Le banquier ouvre des yeux stupéfaits. Il ne suit
toujours pas.
- Je m'explique encore : Un gland est tombé d'un
arbre qui a fait pousser le chêne, dans lequel un menuisier
tournera le manche de la pelle qui creusera votre tombe. Un employé
a écrit le jour de votre naissance, dans un registre, afin de
pouvoir, un autre jour, écrire le jour de votre mort, et
l'emplacement de votre tombe... Mais tout cela est archaïque.
Aujourd'hui « l'efficacité commande », elle commande que le manche
de la pelle soit en plastique ou en fibre de verre, que le
fossoyeur soit remplacé, c'est déjà le cas, par une pelle
mécanique, que l'employé de l'état civil écrive avec une machine,
et bientôt les registres seront remplacés par des cartes perforées.

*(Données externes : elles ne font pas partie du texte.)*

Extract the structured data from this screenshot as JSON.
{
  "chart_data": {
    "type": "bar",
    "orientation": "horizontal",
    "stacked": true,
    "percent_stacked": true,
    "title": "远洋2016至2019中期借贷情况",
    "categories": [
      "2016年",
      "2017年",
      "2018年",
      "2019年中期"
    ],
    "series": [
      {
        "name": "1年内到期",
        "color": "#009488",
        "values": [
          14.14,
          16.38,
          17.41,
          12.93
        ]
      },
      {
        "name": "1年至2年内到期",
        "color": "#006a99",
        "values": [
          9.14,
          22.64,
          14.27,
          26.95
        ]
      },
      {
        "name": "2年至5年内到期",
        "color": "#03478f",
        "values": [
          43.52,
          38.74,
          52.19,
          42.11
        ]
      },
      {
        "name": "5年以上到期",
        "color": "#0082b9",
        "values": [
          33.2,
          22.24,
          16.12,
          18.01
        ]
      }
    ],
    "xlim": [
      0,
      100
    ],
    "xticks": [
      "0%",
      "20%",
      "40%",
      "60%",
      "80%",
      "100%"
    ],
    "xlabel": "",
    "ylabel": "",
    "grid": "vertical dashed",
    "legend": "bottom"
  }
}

C'est grâce à tout cela probablement que l'on pourra vous enterrer
beaucoup plus sûrement, avec beaucoup plus d'efficacité, plus
rapidement, et en économisant la main-d'œuvre...?
Le banquier voudrait bien sourire, prendre la
chose comme une plaisanterie d'original, mais il y a quelque chose
dans ce discours qui le touche profondément... et qui le met mal à
l'aise aussi.
Larry continue, en mâchonnant une cigarette sous
sa moustache :
- Si vous saviez avec quel amour l'ingénieur
étudie le moule dans lequel on coulera le manche de la pelle... Et
quelle extraordinaire recherche représente le fer de cette pelle,
une efficacité remarquable... Il faut qu'il soit justement incurvé,
suffisamment souple, suffisamment rigide, lisse, pour que la terre
y glisse le mieux possible, et d'un tranchant parfait pour mieux la
pénétrer, afin que l'homme fasse le moins d'efforts possible, et
que l'angle de l'emmanchure soit tel qu'en faisant levier, avec un
minimum d'énergie, le fossoyeur soulève un maximum de terre...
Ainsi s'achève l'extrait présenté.